Im Jahre 1898 erfolgte eine Erhebung über die Anzahl, Art und Lebensweise der im Lande
Mecklenburg-Schwerin lebenden Körperbehinderten. Unter der Schirmherrschaft der Herzogin
Elisabeth, Gemahlin des damals regierenden Herzogs Albrecht zu Mecklenburg, wurde am 8.
Juli 1899 in Schwerin beschlossen, eine "Krüppelanstalt" in Rostock zu gründen.

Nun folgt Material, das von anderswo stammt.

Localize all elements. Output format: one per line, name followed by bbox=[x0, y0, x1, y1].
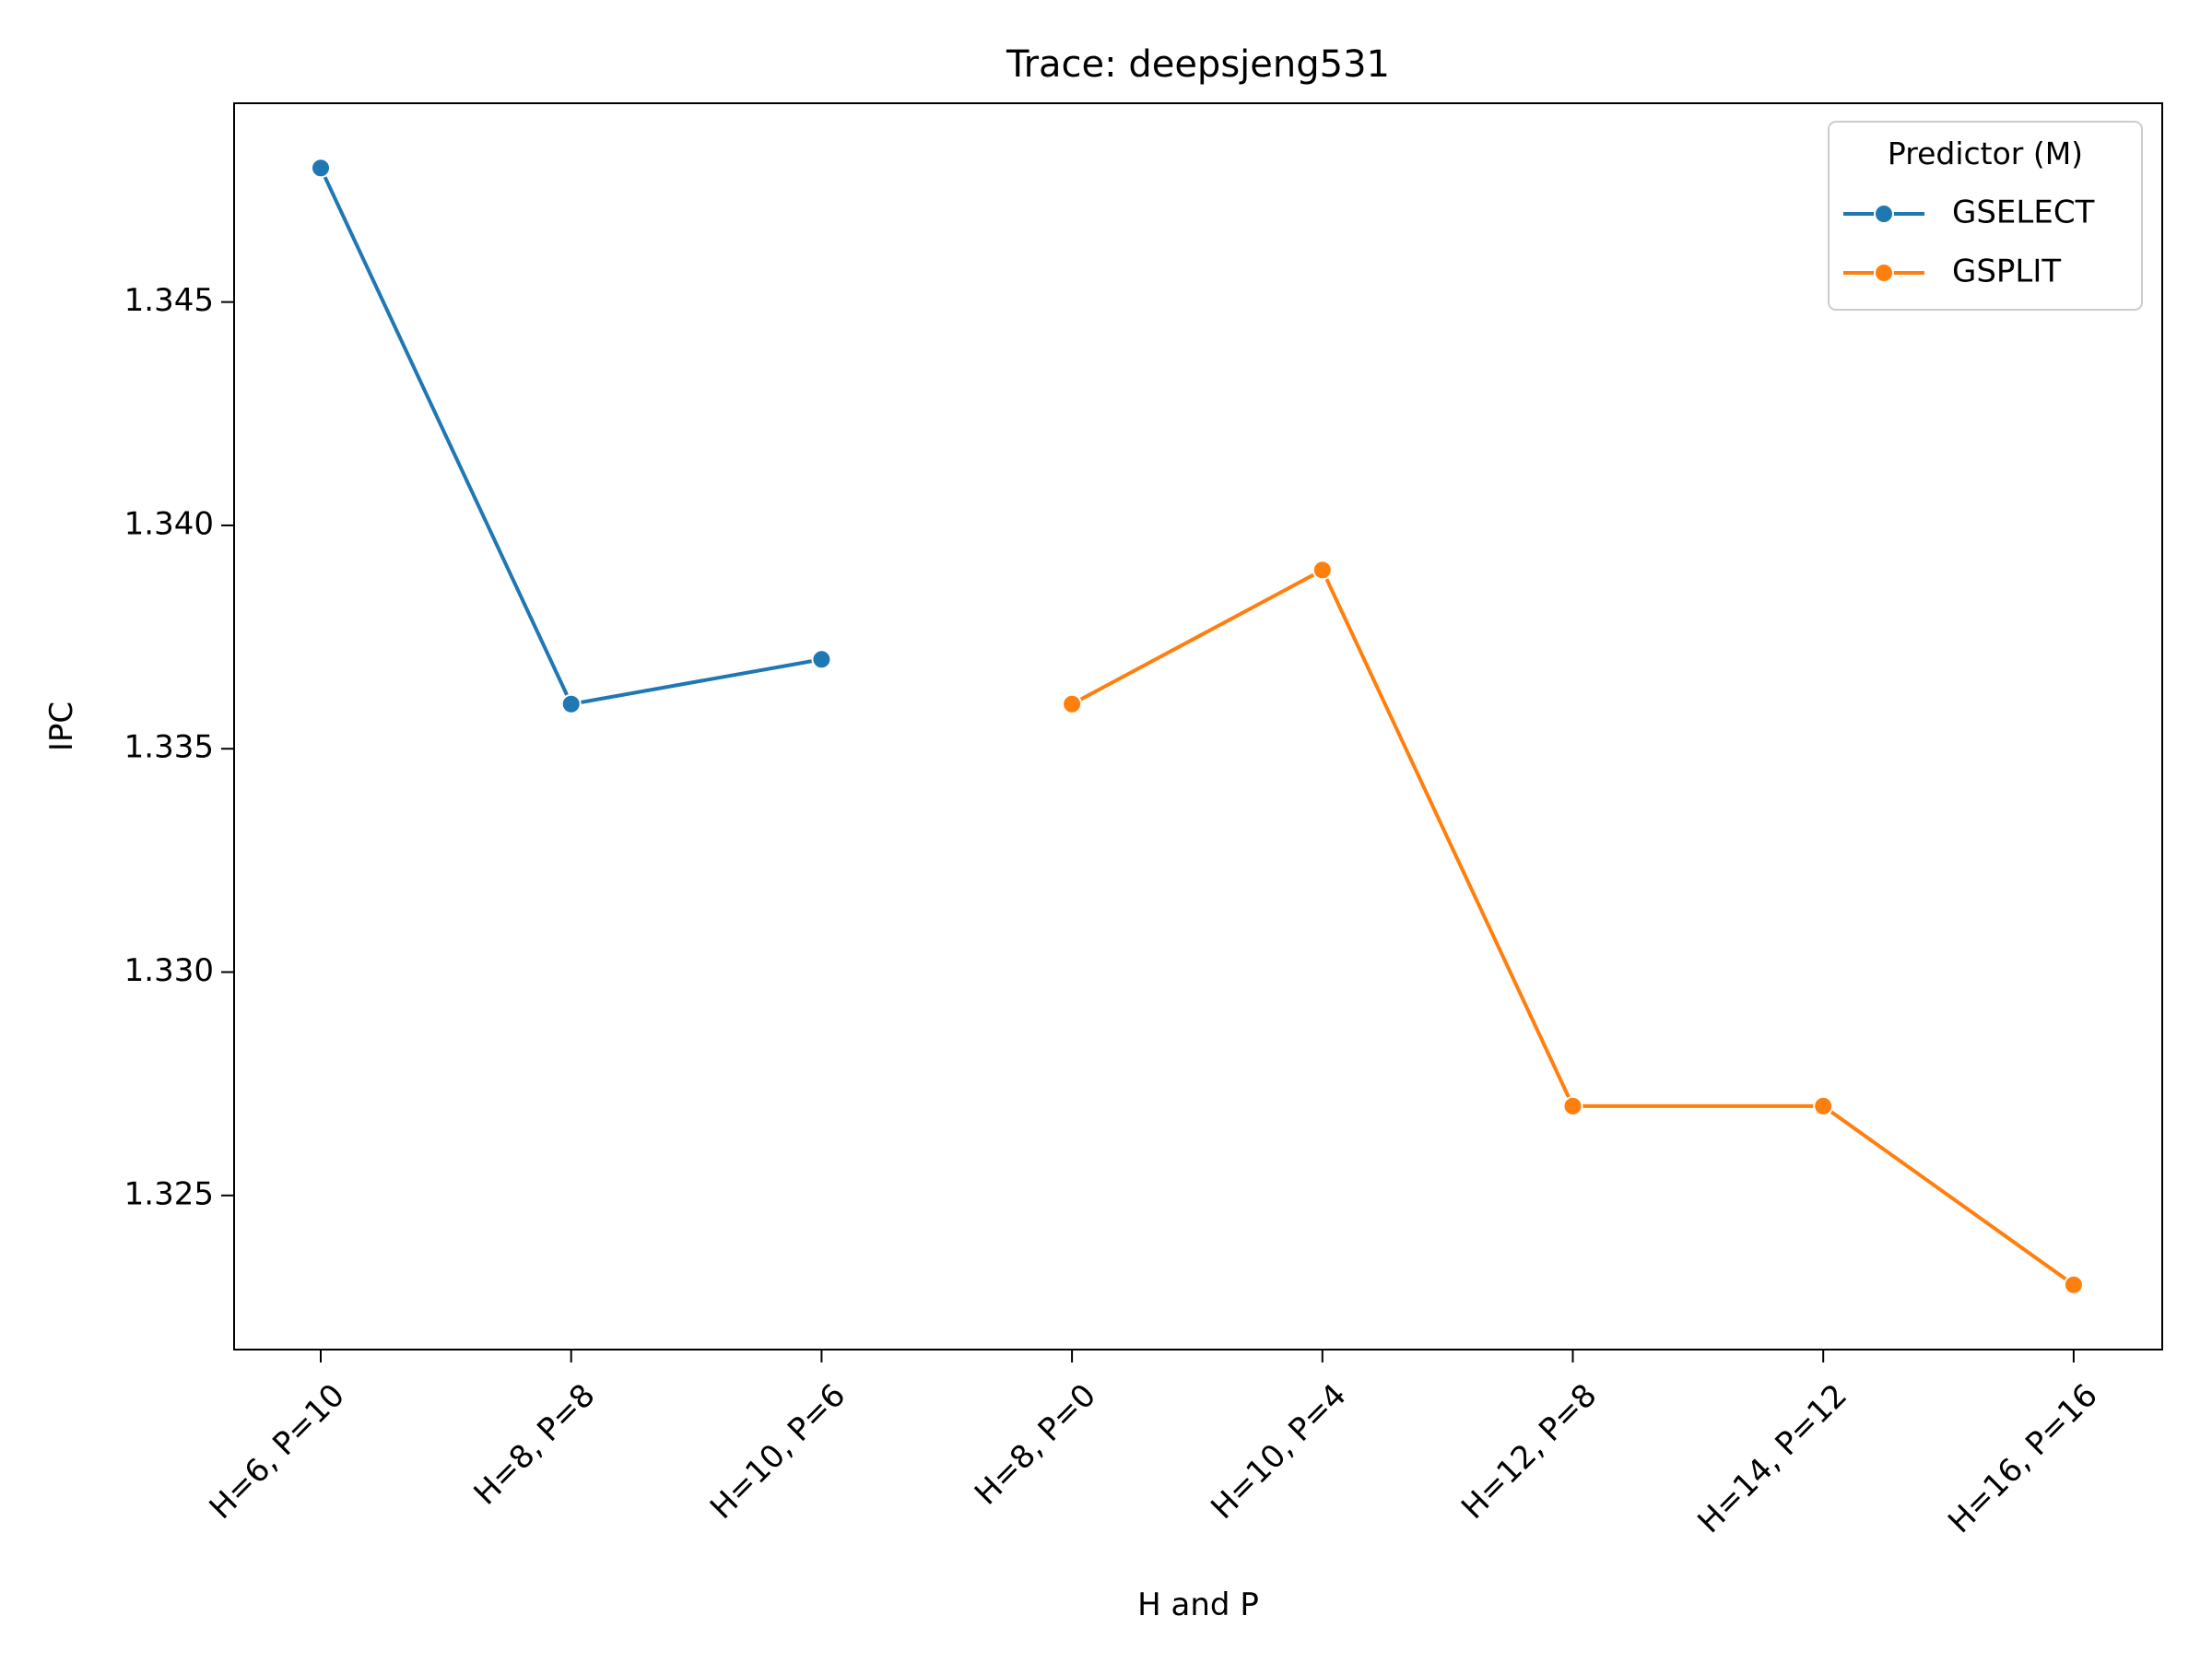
data-point: GSPLIT · H=8, P=0: 1.336 bbox=[1062, 693, 1083, 714]
y-axis-label: IPC bbox=[43, 702, 80, 751]
series-line bbox=[318, 165, 824, 706]
x-tick-label: H=8, P=0 bbox=[968, 1377, 1103, 1513]
legend-items: GSELECT GSPLIT bbox=[1843, 195, 2095, 290]
y-axis-ticks: 1.325 1.330 1.335 1.340 1.345 bbox=[124, 282, 234, 1212]
x-tick-label: H=16, P=16 bbox=[1941, 1377, 2105, 1541]
legend-box bbox=[1828, 121, 2143, 311]
series-gselect: GSELECT · H=6, P=10: 1.348 GSELECT · H=8,… bbox=[311, 158, 832, 714]
x-tick-label: H=12, P=8 bbox=[1454, 1377, 1604, 1527]
series-gsplit: GSPLIT · H=8, P=0: 1.336 GSPLIT · H=10, P… bbox=[1062, 560, 2084, 1295]
x-tick-label: H=10, P=6 bbox=[703, 1377, 853, 1527]
y-tick-label: 1.335 bbox=[124, 729, 214, 766]
y-tick-label: 1.325 bbox=[124, 1175, 214, 1212]
legend-label: GSELECT bbox=[1952, 195, 2095, 231]
y-tick-label: 1.340 bbox=[124, 505, 214, 542]
series-layer: GSELECT · H=6, P=10: 1.348 GSELECT · H=8,… bbox=[311, 158, 2084, 1295]
y-tick-label: 1.345 bbox=[124, 282, 214, 319]
legend: Predictor (M) GSELECT GSPLIT bbox=[1828, 121, 2143, 311]
data-point: GSPLIT · H=10, P=4: 1.339 bbox=[1312, 560, 1333, 581]
x-tick-label: H=14, P=12 bbox=[1690, 1377, 1854, 1541]
x-tick-label: H=8, P=8 bbox=[467, 1377, 603, 1513]
data-point: GSPLIT · H=12, P=8: 1.327 bbox=[1562, 1095, 1583, 1116]
legend-marker bbox=[1874, 204, 1894, 224]
series-line bbox=[1069, 568, 2077, 1288]
data-point: GSELECT · H=10, P=6: 1.337 bbox=[811, 649, 832, 670]
y-tick-label: 1.330 bbox=[124, 952, 214, 989]
x-tick-label: H=6, P=10 bbox=[203, 1377, 352, 1527]
x-axis-ticks: H=6, P=10 H=8, P=8 H=10, P=6 H=8, P=0 H=10, … bbox=[203, 1350, 2105, 1540]
legend-item-gsplit: GSPLIT bbox=[1843, 254, 2061, 290]
legend-marker bbox=[1874, 263, 1894, 283]
data-point: GSPLIT · H=14, P=12: 1.327 bbox=[1813, 1095, 1834, 1116]
x-axis-label: H and P bbox=[1137, 1586, 1259, 1623]
legend-label: GSPLIT bbox=[1952, 254, 2061, 290]
data-point: GSELECT · H=8, P=8: 1.336 bbox=[560, 693, 582, 714]
data-point: GSPLIT · H=16, P=16: 1.323 bbox=[2063, 1274, 2084, 1295]
plot-frame bbox=[233, 102, 2163, 1350]
chart-title: Trace: deepsjeng531 bbox=[1006, 43, 1390, 86]
legend-title: Predictor (M) bbox=[1888, 136, 2083, 171]
x-tick-label: H=10, P=4 bbox=[1204, 1377, 1353, 1527]
data-point: GSELECT · H=6, P=10: 1.348 bbox=[311, 158, 331, 179]
legend-item-gselect: GSELECT bbox=[1843, 195, 2095, 231]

Im Jahre 1900 wurde in der Friedrichstrasse die "Landeskrüppelanstalt Elisabeth Heim" eröffnet.
Sieben Jahre später (1907) war der Neubau des "Elisabeth Heimes" in der Ulmenstraße bezugsfertig.
Ab 1913 konnten dort durch einen Erweiterungsbau 65 Kinder betreut
werden. Sie erhielten
Schulunterricht und die Möglichkeit einer Berufsausbildung.
1919 wurde die medizinische Betreuung
in die Hände von Dr. P. F. Scheel gelegt, dem zu dieser Zeit einzigen Facharzt für Orthopädie in
Mecklenburg. Unter seiner Leitung erfolgte die schrittweise Umstellung der Anstalt auf klinische
Belange.
1925 wurden durch bauliche Veränderungen ein Operationssaal und ein Turnsaal geschaffen. Man
erwarb ein fünfstöckiges Wohnhaus am Kaputzenhof 11, in dem die erste "Orthopädische Ambulanz
Rostocks" eröffnet wurde. Auf dem Parkgelände des Elisabeth Heimes wurden weitere Baracken
zur Unterbringung einer Kinderstation sowie von Werkstätten errichtet.
Im zweiten Weltkrieg mussten wegen ungeeigneter Luftschutzeinrichtungen die Klinik und das Heim
geschlossen und die Patienten nach Kühlungborn verlegt werden.
Nach dem Krieg wurde das Gebäude
des Elisabeth Heimes zur Orthopädischen Klinik umgebaut, während das Heim in das einstige
Rostocker Armenhaus zog. Im Jahre 1946 war mit der Umbenennung der "Landeskrüppelanstalt
Elisabeth Heim" und der Einrichtung des Lehrstuhls für Orthopädie der Medizinischen Fakultät
der Universität Rostock die Geburtsstunde der heutigen Orthopädischen Universitätslinik.
Die Leitung wurde Herrn Dr. Mestern erteilt. Nach dem Tode von Dr. Mestern übernahm Dr. Scheel
erneut die Klinikleitung. 1953 wird Prof. Dr. Scheel auf den Lehrstuhl für Orthopädie berufen.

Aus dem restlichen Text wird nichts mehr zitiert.